Il s’agit, pour l’heure, d’analyser une disposition juridique que nous croyons inappropriée et susceptible d’entrainer des effets contrariants pour le développement de l’entreprise : en vertu de l’article 619 du code de commerce, ‘’le conseil d’administration doit être propriétaire d’un nombre d’actions représentant au minimum, vingt (20%) pour cent du capital social (…) ‘’. Le contenu de cet article n’est pas de nature à susciter l’enthousiasme et l’engagement.
Par Lies HAMIDI
En effet, nous estimons que les conditions actuelles requises pour siéger au sein du d’administration ne semblent pas répondre aux attentes des entreprises : imposer le statut d’actionnaire à l’administrateur (être propriétaire d’actions), préalablement à sa nomination au sein du conseil d’administration, est à notre avis, inopérant pour des raisons d’efficacité et d’efficience. L’entreprise performante est celle qui crée de l’intelligence collective, qui innove et qui atteint les objectifs qu’elle s’est fixés.

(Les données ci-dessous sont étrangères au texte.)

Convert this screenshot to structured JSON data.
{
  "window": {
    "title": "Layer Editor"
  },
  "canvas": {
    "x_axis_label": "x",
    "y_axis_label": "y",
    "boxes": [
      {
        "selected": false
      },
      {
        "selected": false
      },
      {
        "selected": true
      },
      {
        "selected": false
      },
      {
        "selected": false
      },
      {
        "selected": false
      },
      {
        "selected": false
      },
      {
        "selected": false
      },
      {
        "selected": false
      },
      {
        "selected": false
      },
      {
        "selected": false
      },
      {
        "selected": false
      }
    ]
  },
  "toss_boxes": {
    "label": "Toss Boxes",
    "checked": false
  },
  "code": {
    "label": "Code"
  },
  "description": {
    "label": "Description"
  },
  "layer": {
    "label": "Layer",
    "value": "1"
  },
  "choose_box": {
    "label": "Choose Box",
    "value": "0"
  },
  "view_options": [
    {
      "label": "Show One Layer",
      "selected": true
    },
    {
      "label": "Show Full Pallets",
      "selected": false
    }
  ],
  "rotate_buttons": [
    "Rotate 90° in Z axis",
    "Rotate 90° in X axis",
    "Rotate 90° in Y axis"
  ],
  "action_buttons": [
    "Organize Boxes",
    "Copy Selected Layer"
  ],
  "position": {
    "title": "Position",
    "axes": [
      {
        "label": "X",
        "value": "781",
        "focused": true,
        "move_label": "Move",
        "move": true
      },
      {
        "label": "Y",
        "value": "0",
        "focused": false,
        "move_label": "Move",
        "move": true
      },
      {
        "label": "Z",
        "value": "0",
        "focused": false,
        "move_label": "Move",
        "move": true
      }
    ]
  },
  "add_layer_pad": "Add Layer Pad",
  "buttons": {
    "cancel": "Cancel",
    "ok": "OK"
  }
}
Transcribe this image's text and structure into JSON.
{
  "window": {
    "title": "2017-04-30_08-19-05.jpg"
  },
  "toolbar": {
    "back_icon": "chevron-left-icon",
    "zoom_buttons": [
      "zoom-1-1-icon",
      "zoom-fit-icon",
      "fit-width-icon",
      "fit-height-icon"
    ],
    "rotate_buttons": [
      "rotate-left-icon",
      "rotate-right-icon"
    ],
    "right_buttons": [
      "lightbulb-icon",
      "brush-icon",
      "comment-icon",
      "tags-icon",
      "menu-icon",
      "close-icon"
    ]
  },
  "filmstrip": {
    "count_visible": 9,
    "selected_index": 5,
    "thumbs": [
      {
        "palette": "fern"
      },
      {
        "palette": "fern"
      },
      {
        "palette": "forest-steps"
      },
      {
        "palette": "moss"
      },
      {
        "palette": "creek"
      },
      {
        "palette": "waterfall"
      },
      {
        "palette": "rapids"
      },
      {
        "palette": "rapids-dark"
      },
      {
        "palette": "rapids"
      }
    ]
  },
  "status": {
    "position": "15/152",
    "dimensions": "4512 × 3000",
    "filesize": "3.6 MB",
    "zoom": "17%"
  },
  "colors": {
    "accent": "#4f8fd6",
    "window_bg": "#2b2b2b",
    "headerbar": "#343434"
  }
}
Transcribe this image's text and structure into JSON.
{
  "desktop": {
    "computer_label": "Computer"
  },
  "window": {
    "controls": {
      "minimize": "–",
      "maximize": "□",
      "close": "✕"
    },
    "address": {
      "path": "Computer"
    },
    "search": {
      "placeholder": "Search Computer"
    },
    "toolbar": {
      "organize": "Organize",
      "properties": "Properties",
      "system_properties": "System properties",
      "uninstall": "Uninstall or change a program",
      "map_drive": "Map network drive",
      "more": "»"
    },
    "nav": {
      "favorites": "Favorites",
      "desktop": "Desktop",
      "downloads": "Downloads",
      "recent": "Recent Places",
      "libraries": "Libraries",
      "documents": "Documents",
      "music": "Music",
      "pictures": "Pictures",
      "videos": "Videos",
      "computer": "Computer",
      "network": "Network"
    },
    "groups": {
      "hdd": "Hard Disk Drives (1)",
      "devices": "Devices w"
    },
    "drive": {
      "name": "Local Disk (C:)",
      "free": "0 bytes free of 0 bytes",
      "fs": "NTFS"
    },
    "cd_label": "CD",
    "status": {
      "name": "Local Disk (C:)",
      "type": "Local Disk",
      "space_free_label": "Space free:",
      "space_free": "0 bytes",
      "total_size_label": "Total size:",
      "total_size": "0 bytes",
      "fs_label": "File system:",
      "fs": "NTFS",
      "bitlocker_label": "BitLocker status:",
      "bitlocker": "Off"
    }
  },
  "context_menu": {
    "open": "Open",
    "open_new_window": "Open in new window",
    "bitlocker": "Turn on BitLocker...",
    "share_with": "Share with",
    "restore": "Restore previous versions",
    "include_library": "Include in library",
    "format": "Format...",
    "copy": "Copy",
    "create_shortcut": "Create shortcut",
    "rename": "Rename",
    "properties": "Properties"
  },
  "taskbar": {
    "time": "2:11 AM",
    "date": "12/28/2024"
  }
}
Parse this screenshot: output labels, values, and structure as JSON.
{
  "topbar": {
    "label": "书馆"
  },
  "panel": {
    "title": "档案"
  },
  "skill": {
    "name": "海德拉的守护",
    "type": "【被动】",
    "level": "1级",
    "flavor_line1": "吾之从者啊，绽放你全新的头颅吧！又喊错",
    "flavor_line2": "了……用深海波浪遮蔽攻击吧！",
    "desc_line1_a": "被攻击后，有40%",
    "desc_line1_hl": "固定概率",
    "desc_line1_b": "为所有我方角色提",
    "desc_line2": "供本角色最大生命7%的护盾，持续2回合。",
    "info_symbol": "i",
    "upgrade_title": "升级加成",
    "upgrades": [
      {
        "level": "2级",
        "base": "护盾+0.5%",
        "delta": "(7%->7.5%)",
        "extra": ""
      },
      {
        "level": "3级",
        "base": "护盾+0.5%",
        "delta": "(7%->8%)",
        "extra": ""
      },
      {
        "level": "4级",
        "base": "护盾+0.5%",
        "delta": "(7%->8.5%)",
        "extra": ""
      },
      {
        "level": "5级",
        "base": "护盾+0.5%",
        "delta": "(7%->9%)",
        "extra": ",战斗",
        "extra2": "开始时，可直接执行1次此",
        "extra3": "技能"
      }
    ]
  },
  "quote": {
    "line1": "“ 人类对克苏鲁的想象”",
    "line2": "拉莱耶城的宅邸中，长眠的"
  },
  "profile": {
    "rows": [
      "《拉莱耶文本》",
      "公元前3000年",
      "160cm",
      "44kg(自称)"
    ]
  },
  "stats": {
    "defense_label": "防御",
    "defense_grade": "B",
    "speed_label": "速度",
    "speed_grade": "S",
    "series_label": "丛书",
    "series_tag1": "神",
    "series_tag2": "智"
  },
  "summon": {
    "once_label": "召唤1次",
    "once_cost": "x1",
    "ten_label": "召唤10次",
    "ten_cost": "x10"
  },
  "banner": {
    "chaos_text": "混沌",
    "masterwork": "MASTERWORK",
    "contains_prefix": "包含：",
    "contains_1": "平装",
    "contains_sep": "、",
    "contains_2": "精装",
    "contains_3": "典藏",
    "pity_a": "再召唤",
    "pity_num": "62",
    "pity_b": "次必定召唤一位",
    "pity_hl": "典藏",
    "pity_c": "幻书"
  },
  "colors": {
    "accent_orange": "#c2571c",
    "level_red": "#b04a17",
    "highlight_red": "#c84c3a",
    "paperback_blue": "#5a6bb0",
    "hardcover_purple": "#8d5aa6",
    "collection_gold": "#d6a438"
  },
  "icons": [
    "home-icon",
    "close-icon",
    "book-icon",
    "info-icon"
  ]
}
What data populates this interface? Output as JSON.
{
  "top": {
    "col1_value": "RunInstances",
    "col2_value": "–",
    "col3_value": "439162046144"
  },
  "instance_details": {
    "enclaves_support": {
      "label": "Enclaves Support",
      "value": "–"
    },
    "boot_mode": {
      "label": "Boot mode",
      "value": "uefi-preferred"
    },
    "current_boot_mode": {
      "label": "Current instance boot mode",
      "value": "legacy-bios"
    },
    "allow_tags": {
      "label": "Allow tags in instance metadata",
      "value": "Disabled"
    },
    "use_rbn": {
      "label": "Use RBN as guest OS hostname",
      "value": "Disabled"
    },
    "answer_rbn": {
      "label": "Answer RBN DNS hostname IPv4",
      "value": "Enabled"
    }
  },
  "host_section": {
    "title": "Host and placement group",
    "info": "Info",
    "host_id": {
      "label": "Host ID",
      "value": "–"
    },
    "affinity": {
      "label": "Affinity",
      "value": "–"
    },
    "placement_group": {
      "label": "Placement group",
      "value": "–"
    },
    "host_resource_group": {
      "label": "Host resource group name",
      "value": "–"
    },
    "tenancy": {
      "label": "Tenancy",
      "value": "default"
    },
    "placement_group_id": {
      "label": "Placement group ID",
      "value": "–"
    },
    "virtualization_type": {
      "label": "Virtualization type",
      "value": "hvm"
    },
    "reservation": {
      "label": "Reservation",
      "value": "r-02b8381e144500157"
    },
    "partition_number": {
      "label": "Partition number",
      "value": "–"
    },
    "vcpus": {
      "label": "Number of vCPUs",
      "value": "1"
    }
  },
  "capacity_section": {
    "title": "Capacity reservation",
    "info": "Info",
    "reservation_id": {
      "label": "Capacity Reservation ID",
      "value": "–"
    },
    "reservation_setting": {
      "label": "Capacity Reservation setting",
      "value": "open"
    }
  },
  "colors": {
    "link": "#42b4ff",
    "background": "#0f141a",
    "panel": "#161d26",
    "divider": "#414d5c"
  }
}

Cette performance se situe à quatre niveaux : économique (réduire les coûts de production et favoriser la compétitivité), financier (créer de la richesse et générer des profits à distribuer), opérationnel (optimiser le flux de travail et des ressources) et social (entretenir des relations apaisées avec les salariés, distribuer équitablement les fruits générés par l’entreprise).
Cependant, sommes-nous en mesure d’atteindre les performances assignées à l’entreprise en imposant la qualité d’actionnaire à l’administrateur ? Il est permis d’émettre des doutes et de s’interroger sur cette exigence tout aussi rigide, qu’inefficace.
Pour notre part, nous ne pensons pas que cette qualité représente la clé du succès et de l’efficacité de l’entreprise : l’administrateur porteur d’actions (surtout s’il n’est pas au fait des techniques managériales) ne défendra pas mieux les intérêts de la société que l’administrateur non porteur d’actions mais dont l’expertise managériale est avérée.
Indéniablement, le conseil d’administration a besoin pour son fonctionnement de managers désignés en raison de leur compétence et de leur savoir-faire, qu’ils soient actionnaires ou pas.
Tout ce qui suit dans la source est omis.